The pumpkin, named Tormund, was awarded the Blue Ribbon after the weigh-off on Wednesday, rewarding Mark and his family for their expertise in growing it and local friends for helping transport the orange monster up to Sydney. Mark himself didn’t make it to the show, but he was pretty happy to get the news.

“I was stoked: we knew we had a decent entry but it’s nice to see the outcome after all the hard work,” he said.

“I expect all my friends will be sending me selfies with their reactions to it. The response locally has been fantastic, it’s pretty cool to see so much interest from the community.”

His family’s input into growing Tormund has been crucial so he is happy for them. 

“They have been so supportive along the way so it’s definitely been a team effort; we all are just relieved it made the trip and gets to be seen by the show goers!” he said.

The question is, what shall the ultimate fate of the pumpkin be? Rest assured you haven’t seen the last of it, or others like it.

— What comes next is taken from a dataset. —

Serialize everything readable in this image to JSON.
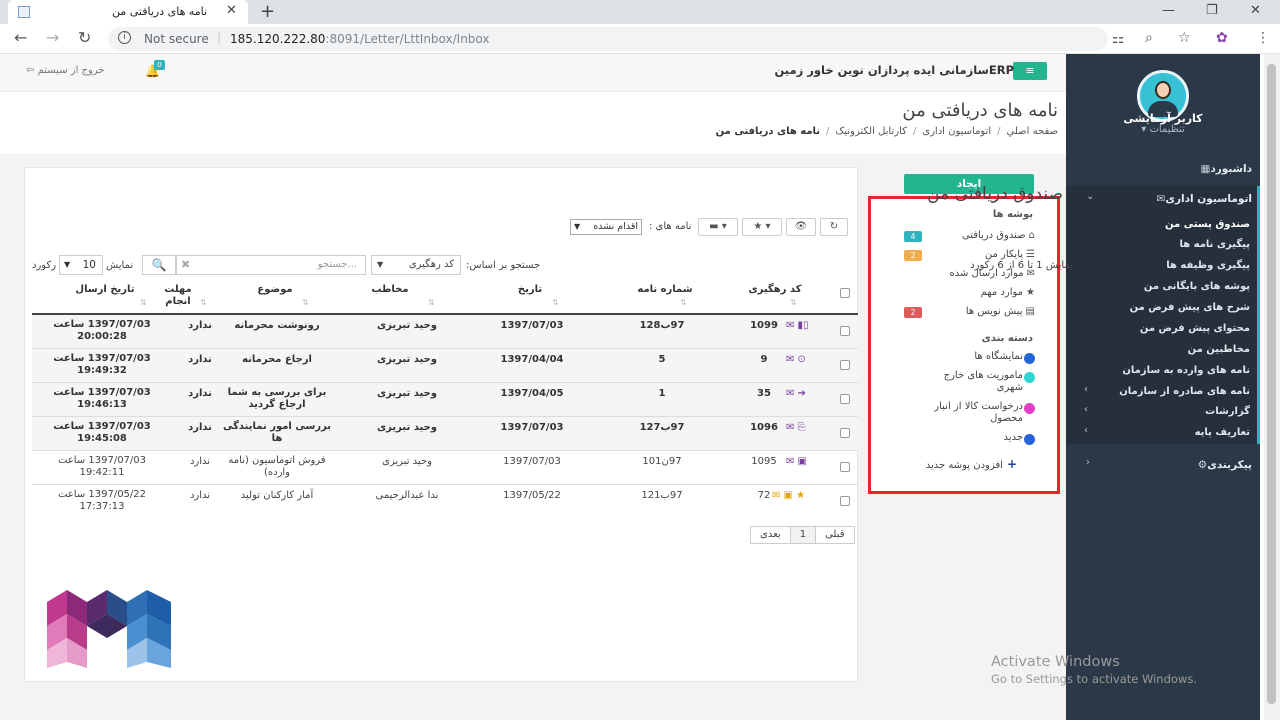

It will be on display at the show for the duration, after which Mark will go and collect it and hopefully have it on display in Tumut (likely Mitre 10) for a few days so everyone can come and see it.

“After that we have plans to save the seeds,” he said.

“We will think of something hilarious to do with it….maybe someone can paddle it down the river.”

This pumpkin has easily exceeded Mark’s previous record and his target of 340kg.

There will be a sequel to Tormund, and with the experience and knowledge gained it might even be more massive. 

“I already have plans to do it all again next season!” Mark said

“There are lots of improvements still to make to try to go bigger….lets see.”

The pumpkin plant started growing in November last year, and the fruit was pollinated in early January.

Mark previously explained to the Tumut and Adelong Times how he grew the giant beast.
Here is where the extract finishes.